如标题所述,我在内网部署了一个hadoop v2.6.3集群,静态ip如10.0.0.x。 然后我运行了一个示例 WordCount 程序 但是,shell 只是给出输出并挂起:
hadoop jar wc.jar WordCount /user/alex/data/kaggle.sample /user/alex/wc/output
16/04/06 10:44:29 INFO client.RMProxy: Connecting to ResourceManager at master/10.0.0.7:8032
16/04/06 10:44:29 WARN mapreduce.JobResourceUploader: Hadoop command-line option parsing not performed. Implement the Tool interface and execute your application with ToolRunner to remedy this.
16/04/06 10:44:30 INFO input.FileInputFormat: Total input paths to process : 1
16/04/06 10:44:30 INFO mapreduce.JobSubmitter: number of splits:1
16/04/06 10:44:30 INFO mapreduce.JobSubmitter: Submitting tokens for job: job_1459942813464_0002
16/04/06 10:44:30 INFO impl.YarnClientImpl: Submitted application application_1459942813464_0002
16/04/06 10:44:30 INFO mapreduce.Job: The url to track the job: http://master:8088/proxy/application_1459942813464_0002/
16/04/06 10:44:30 INFO mapreduce.Job: Running job: job_1459942813464_0002
然后我进入 Hadoop Cluster Web UI,发现作业状态为 ACCEPTED,并且未运行。
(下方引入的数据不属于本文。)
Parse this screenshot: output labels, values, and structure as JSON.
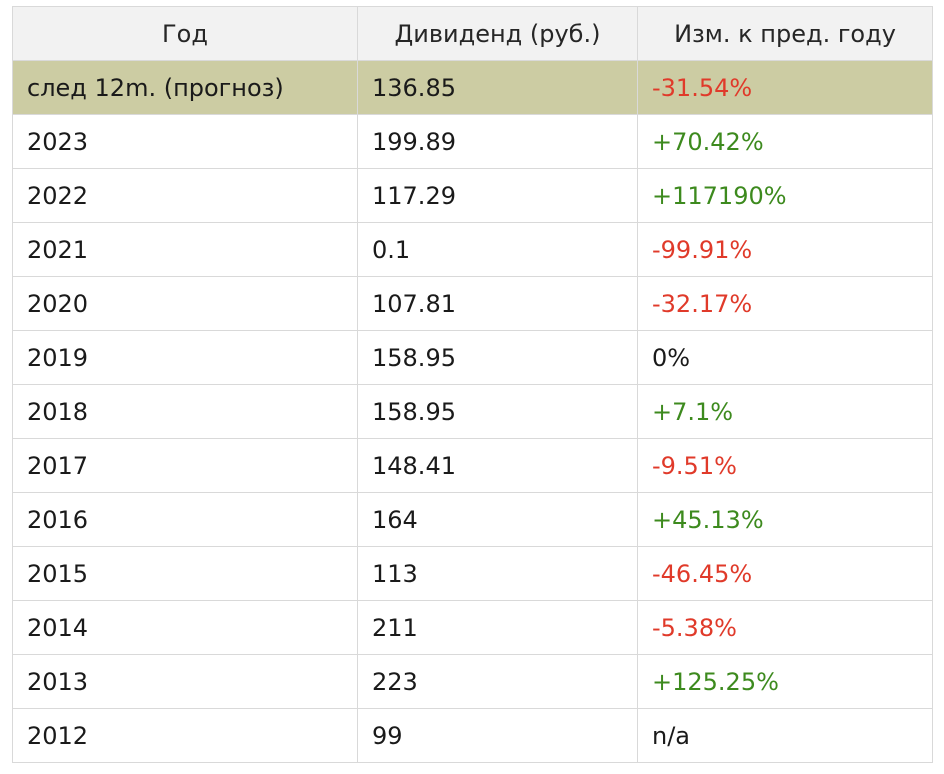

我检查了YARN.ResourceManager的日志文件,它的最后一条ERROR消息是这样的:
2016-04-06 10:34:42,466 ERROR org.apache.hadoop.yarn.server.resourcemanager.scheduler.SchedulerApplicationAttempt: Error trying to assign container token and NM token to an allocated container container_1459942813464_0001_02_000001
java.lang.IllegalArgumentException: java.net.UnknownHostException: worker14.alex
at org.apache.hadoop.security.SecurityUtil.buildTokenService(SecurityUtil.java:374)
at org.apache.hadoop.yarn.server.utils.BuilderUtils.newContainerToken(BuilderUtils.java:256)
at org.apache.hadoop.yarn.server.resourcemanager.security.RMContainerTokenSecretManager.createContainerToken(RMContainerTokenSecretManager.java:220)
at org.apache.hadoop.yarn.server.resourcemanager.scheduler.SchedulerApplicationAttempt.pullNewlyAllocatedContainersAndNMTokens(SchedulerApplicationAttempt.java:448)
at org.apache.hadoop.yarn.server.resourcemanager.scheduler.common.fica.FiCaSchedulerApp.getAllocation(FiCaSchedulerApp.java:269)
at org.apache.hadoop.yarn.server.resourcemanager.scheduler.capacity.CapacityScheduler.allocate(CapacityScheduler.java:896)
at org.apache.hadoop.yarn.server.resourcemanager.rmapp.attempt.RMAppAttemptImpl$AMContainerAllocatedTransition.transition(RMAppAttemptImpl.java:937)
at org.apache.hadoop.yarn.server.resourcemanager.rmapp.attempt.RMAppAttemptImpl$AMContainerAllocatedTransition.transition(RMAppAttemptImpl.java:930)
at org.apache.hadoop.yarn.state.StateMachineFactory$MultipleInternalArc.doTransition(StateMachineFactory.java:385)
at org.apache.hadoop.yarn.state.StateMachineFactory.doTransition(StateMachineFactory.java:302)
at org.apache.hadoop.yarn.state.StateMachineFactory.access$300(StateMachineFactory.java:46)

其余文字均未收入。